Tim dropped Princess off first thing in the morning and then we were off. We took the long route there...highway 3. Neither of us had been further south than the Lethbridge area so we took our time and stopped where ever we felt like it. There were several highlights on this highway. The first was the wind farms. As big environmentalists, we spent alot of time gawking and trying to figure out how to install one on the roof of our condo.

We also went through Frank's Slide - we had watched a documentary about it on Disasters of the Century - and it was crazy to see it all in person. We also experienced Crowsnest Pass for the first time and had some appreciation for all the times David cursed driving that way.

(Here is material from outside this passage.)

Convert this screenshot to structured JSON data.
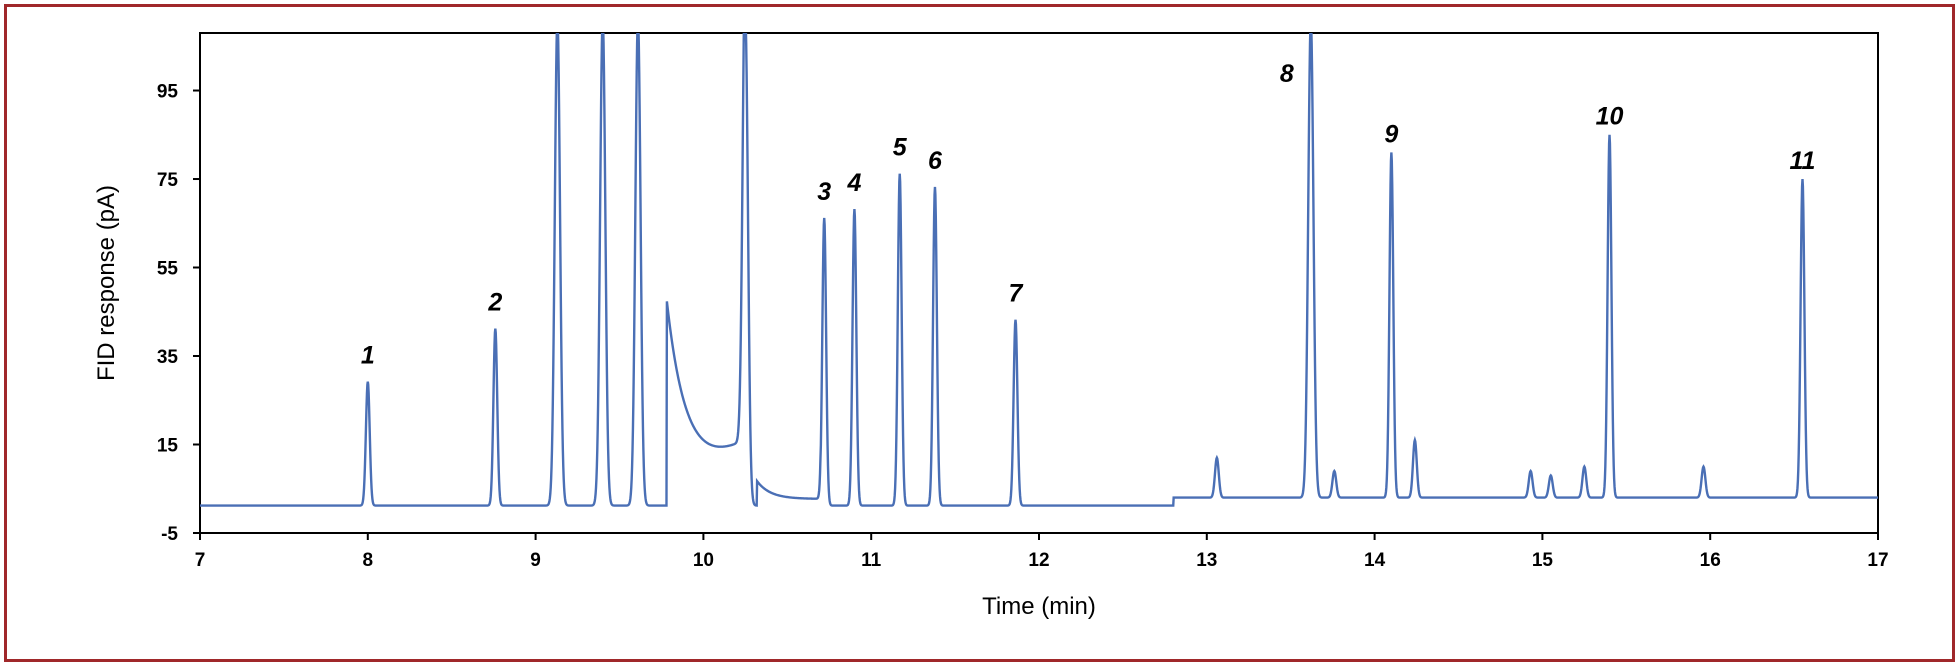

It was super windy and rainy and it eventually snowed on us.

On of the coolest parts of this highway was all the little towns. Having only ever been on the northern highway, where people don't really live, this was neat. And there was water everywhere. For the two of us, it was a small taste of home with the bonus of the Rocky Mountains.

Because of all of our stopping, we were running a bit behind our schedule (daylight). In all the small towns they had these horror movie motels and I got a little nervous that our idea to just 'wing it' was going to backfire and we were going to get murdered in some beside the highway motel called the Shady Pines. We pulled into Osoyoos around 7pm in full dark. Thankfully the GPS found a place to stay. We had dinner at a really nice Indian restaurant and Tim got his first taste of a local wine.

It was a long day for me - my feet were the size of basket balls, my bum hurt and I was so tired. Oh, but my Tim may have had it worse. Apparently I snored so loud that:

a)he could not sleep...at all
b)he was afraid that the rooms adjacent to ours would complain
c)shoving me only stopped the snoring for the one second it took for me to take another breath
d)he questioned his sanity
e)he questioned whether I was dying (how could one girl snore so painfully loud and not have some terrible thing wrong with her?)
f)he began contemplating life sleeping beside his father in law

So, you should know that every so often my own snoring would wake me up. Every time my eyes opened, I would see Tim staring at me with wonder, pity, horror or a mixture of all. Poor guy.

Until tomorrow...
Candee






Monday, November 2, 2009

Happy Halloween!!


Three Blind Mice! Brian, Thoeun and I. The Farmer's wife is in Philly watching the World Series....so we gave her a pass.